Home ownership is, and has been part of the American Dream - a source of emotional and financial security for millions of Americans. When changes occur though, such as the economic situation of which we are in the midst, borrowers might find themselves challenged to make their mortgage payments each month.

When this occurs, a borrower may be able to avoid foreclosure and keep their home by applying to their lender for a loan modification. This guide, contains information about that process, and will answer many questions that borrowers have.

Understanding Mortgage Loan Modifications

A loan modification is simply an adjustment to the terms of a mortgage loan, by the lender. This could involve any or all of the following: the interest rate, loan amount, or type of loan (as in changing from a variable rate loan to a fixed-rate loan).

Reasons to get a loan modification

Being able to keep their home with payments that they can afford is probably the main and most obvious reason that a borrower might want a mortgage loan modification.

Reasons that payments have become more than a borrower can afford may be related to a rate change, brought on by an adjusting adjustable rate mortgage, or perhaps a change in employment situation.

Another good reason is the impact that a foreclosure would have on their credit profile.

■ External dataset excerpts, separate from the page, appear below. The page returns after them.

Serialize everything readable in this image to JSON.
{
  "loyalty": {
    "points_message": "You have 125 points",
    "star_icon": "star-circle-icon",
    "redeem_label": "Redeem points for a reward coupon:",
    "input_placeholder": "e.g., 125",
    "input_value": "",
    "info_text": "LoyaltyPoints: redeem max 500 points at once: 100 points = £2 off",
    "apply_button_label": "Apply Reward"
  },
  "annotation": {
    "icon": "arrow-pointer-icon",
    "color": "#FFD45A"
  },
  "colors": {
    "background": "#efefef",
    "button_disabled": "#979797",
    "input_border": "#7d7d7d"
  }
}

With the volume of foreclosures that lenders are seeing, they are making it increasingly more challenging for borrowers with a foreclosure in their recent past to purchase a home, even with sizable down payments.

Mortgage refinancing

A mortgage modification is different from a mortgage refinance, which is another way of bringing down the cost of a mortgage. For an explanation of the differences, see Chapter 5 of this guide, "Loan Modification vs. Refinancing."

What's in it for the lender?

The benefits to lenders in a mortgage loan modification situation are many, and include:

Saving the cost of filing for foreclosure. Filing foreclosure and going through the foreclosure process is time-consuming and expensive for lenders. They may find it more cost-effective to modify the loan instead.

Once a borrower goes into foreclosure, they usually stop making mortgage payments. This increases the carrying costs of the property for the lenders, which include taxes.

If the borrower decides to move out of the property, the lender will be left with maintenance costs of that property, including upkeep, association fees if there are any, and perhaps utilities, especially for homes in more adverse climates.

A foreclosed property often declines in value, due to neglected maintenance or vandalism. Disgruntled homeowners may deliberately let a house slide before they are evicted, and even remove items of value such as major appliances that came with the original purchase.

Having to try to sell a house that is worth less than the borrower owes on it, especially in a market with declining values and longer market times could spell huge losses for the lender.